In Howerton v. Arai Helmet, Ltc., 358 N.C. 440 (2004), the North Carolina Supreme Court rejected the federal standard for determining the admissibility of expert testimony. “North Carolina is not, nor has it ever been a Daubert jurisdiction.” Id. at 469. Instead, North Carolina has used the three-part inquiry set forth in Howerton: “(1) Is the expert’s proffered method of proof sufficiently reliable as an area for expert testimony? (2) Is the witness testifying at trial qualified as an expert in that area of testimony? (3) Is the expert’s testimony relevant?” Id. at 458, relying on State v. Goode, 341 N.C. 513, 527-29 (1995) (internal citations omitted). The first prong of the Howerton test includes a requirement that the expert’s method of proof be reliable, much like the second restriction in amended Rule 702(a). Unlike amended Rule 702(a), however, the Howerton test does not explicitly require that experts have sufficient facts and data for their opinions, or that they apply their methods reliably to the facts. Arguably, these were implicit requirements under Howerton as they are components of reliability. Some North Carolina decisions have recognized that experts should have sufficient facts and data for their opinions and should apply their methods reliably. See, e.g., State v. Grover, 142 N.C. App. 411, aff ’d per curiam, 354 N.C. 354 (2001). Amended Rule 702(a) makes it clear that trial judges must apply those requirements before allowing expert testimony before the jury.
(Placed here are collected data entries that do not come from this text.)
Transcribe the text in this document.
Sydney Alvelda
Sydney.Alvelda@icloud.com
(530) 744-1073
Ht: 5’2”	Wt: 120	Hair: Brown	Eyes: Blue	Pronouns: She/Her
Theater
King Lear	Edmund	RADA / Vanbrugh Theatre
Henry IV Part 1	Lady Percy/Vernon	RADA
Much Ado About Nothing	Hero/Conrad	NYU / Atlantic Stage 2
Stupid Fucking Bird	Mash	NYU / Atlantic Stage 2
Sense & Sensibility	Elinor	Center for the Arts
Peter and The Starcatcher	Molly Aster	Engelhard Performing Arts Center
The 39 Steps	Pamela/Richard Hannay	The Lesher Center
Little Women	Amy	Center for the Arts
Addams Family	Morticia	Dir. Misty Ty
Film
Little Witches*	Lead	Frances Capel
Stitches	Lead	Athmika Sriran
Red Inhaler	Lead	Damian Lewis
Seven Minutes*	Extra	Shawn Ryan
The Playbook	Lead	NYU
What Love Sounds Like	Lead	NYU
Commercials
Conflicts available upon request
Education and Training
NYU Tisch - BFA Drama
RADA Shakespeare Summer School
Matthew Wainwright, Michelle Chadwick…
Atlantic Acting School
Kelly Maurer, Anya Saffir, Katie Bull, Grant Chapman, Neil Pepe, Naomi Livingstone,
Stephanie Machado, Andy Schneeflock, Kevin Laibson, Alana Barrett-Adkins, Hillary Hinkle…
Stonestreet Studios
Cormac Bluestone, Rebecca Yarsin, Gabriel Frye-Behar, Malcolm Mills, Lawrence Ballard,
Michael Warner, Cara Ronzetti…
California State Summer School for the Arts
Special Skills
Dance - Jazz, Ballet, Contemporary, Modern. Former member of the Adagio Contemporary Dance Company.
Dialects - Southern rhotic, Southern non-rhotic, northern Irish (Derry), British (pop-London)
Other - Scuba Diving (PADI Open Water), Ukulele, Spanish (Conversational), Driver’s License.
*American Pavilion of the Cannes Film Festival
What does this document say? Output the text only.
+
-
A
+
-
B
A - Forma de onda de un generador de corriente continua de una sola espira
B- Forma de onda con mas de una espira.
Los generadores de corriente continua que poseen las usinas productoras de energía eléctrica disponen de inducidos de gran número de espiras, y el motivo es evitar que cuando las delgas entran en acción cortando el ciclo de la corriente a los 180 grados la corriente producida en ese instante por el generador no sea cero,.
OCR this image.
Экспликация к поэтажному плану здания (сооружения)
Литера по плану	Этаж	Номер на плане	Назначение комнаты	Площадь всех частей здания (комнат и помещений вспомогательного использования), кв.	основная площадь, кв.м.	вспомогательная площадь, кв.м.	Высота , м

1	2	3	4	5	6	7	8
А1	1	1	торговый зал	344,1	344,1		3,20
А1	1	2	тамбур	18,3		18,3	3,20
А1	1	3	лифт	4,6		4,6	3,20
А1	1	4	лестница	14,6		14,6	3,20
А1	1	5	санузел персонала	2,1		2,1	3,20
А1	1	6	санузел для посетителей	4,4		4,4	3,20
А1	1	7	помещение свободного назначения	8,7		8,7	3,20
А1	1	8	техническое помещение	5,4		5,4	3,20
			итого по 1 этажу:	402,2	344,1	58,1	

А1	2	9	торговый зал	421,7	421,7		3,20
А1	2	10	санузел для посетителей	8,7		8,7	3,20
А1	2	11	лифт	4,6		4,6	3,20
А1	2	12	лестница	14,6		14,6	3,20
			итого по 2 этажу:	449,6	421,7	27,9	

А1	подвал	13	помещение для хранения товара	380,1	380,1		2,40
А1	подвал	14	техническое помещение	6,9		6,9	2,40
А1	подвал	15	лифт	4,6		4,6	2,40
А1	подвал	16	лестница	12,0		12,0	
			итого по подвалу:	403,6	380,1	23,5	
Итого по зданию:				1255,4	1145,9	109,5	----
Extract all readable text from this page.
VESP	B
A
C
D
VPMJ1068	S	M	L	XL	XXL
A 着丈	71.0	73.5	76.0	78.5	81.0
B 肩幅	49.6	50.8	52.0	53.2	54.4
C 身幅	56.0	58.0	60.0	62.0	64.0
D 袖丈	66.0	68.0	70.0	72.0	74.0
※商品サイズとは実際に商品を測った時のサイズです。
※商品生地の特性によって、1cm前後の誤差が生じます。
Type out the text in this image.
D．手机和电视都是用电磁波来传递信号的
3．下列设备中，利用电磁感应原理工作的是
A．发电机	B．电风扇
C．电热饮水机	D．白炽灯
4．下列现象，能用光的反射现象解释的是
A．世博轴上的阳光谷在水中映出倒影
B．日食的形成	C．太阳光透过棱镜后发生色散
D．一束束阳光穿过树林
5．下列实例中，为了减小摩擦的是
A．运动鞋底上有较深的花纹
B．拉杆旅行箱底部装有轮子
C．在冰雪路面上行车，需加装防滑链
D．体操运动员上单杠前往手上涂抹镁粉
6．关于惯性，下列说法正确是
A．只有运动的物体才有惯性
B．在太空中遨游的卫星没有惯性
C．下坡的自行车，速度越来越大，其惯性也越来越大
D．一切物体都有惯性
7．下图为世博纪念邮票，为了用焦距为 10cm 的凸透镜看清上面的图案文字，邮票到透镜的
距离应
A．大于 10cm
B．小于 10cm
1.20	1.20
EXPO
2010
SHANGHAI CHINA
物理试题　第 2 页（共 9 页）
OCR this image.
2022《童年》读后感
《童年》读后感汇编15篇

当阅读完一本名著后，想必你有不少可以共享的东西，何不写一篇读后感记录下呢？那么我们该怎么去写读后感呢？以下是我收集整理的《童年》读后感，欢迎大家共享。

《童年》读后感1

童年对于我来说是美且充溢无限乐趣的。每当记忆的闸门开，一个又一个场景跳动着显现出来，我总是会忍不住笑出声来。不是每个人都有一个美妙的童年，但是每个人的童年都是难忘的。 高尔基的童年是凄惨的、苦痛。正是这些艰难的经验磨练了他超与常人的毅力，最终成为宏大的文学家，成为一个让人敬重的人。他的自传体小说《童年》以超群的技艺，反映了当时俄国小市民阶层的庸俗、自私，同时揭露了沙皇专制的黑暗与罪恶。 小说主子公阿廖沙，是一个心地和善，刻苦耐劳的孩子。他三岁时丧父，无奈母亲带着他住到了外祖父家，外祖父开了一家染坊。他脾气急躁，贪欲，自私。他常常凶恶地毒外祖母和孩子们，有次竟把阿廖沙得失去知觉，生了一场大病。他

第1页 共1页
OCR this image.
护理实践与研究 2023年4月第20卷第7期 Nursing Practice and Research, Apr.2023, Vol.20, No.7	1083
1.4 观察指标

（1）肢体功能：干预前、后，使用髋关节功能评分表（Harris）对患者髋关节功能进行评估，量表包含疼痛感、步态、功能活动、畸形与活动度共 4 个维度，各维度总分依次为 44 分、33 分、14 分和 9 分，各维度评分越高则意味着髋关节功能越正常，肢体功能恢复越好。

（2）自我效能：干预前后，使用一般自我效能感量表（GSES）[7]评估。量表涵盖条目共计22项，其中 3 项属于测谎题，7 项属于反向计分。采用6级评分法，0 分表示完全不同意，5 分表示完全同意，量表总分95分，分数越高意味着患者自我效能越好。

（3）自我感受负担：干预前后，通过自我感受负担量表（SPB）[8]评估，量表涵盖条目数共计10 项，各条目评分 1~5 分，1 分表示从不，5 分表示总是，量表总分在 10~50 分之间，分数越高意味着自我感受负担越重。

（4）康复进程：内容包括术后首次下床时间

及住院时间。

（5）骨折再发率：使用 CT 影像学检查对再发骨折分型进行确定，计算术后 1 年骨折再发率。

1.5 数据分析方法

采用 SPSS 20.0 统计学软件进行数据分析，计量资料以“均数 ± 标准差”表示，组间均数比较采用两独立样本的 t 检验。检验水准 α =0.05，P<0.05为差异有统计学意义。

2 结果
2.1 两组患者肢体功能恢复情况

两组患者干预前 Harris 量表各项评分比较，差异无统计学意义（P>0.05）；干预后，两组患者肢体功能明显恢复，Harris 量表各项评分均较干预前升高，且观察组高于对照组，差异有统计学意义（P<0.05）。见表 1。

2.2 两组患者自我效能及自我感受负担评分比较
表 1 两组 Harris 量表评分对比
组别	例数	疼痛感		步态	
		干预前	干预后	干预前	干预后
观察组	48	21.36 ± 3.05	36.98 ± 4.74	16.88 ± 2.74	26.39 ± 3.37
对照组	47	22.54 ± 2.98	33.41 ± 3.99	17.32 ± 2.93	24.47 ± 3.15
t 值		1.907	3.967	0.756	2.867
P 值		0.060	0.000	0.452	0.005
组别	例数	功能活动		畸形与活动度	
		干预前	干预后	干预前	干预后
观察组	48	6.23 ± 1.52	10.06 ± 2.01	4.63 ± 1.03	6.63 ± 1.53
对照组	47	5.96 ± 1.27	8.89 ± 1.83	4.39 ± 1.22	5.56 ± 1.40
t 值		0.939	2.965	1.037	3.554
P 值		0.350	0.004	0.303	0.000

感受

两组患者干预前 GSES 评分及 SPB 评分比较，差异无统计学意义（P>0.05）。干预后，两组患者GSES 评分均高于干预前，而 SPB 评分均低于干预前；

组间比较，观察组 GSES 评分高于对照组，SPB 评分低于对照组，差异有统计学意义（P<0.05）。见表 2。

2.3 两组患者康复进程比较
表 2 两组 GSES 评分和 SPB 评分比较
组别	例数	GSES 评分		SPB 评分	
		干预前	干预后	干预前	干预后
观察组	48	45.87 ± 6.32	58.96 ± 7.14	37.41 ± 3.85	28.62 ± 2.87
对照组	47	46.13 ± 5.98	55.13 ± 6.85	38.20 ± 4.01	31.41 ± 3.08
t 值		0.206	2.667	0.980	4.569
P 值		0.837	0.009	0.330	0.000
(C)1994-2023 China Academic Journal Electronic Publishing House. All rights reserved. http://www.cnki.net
The approach that North Carolina adopted in Howerton was “less mechanistic and rigorous than the exacting standards of reliability demanded by the federal approach.” Howerton, 358 N.C. at 464 (internal citations omitted); see also Robert P. Mosteller et al., North Carolina Evidentiary Foundations at pp. 10-15 to 10-17 (2d ed. 2006). Amended Rule 702(a) may or may not mandate the precise approach required by Daubert, but by adopting the language of Federal Rule 702, the General Assembly has raised the bar (or better stated, “the gate”), thereby requiring greater scrutiny of expert testimony than the former North Carolina rule and the cases interpreting it. Court actors should not presume that a method of proof that was deemed sufficiently reliable under the former North Carolina rule and Howerton will be admissible under the amended rule. The subparts added by S.L. 2011-283 are not a codification of Howerton, and it may no longer be good law. See Daubert, 509 U.S. at 586-87 (holding that the “general acceptance test” of Frye v. United States,54 App. D.C. 46 (1923) was superseded by the adoption of the Federal Rules of Evidence). In response to the legislative changes, defenders should be prepared to conduct more rigorous scrutiny of experts to determine admissibility, which will require probing discovery, motions, and voir dire practices to determine whether the expert’s testimony complies with the amended requirements.
As mentioned above, the amendments to Rule 702(a) are part of the “An Act to Provide Tort Reform for North Carolina Citizens and Businesses.” Possibly, the General Assembly did not have an eye to the impact the amendments would have on criminal practice in North Carolina. However, recent cases reveal growing concerns about unreliable expert testimony in criminal cases. See State v. Ward, 364 N.C. 133 (2010) (expert’s testimony was not based on sufficiently reliable method of proof where expert identified substances based on a visual examination rather than a chemical analysis); State v. Davis, __ N.C. App. __, 702 S.E.2d 507 (2010) (expert’s testimony was not based on sufficiently reliable method of proof where expert relied on odor analysis to conduct retrograde extrapolation of defendant’s blood alcohol concentration at time of accident); State v. Meadows, __ N.C. App. __, 687 S.E.2d 305 (2010) (expert’s testimony was not based on sufficiently reliable methods of proof where expert relied on the results of the NarTest machine). Thus, amended Rule 702(a) may be viewed as a timely reform in the criminal context.
Note: A later bill (SL 2011-317) makes the revised rule applicable to actions arising on or after October 1, 2011. For criminal cases, the rule likely applies to cases in which the offense occurred on or after that date.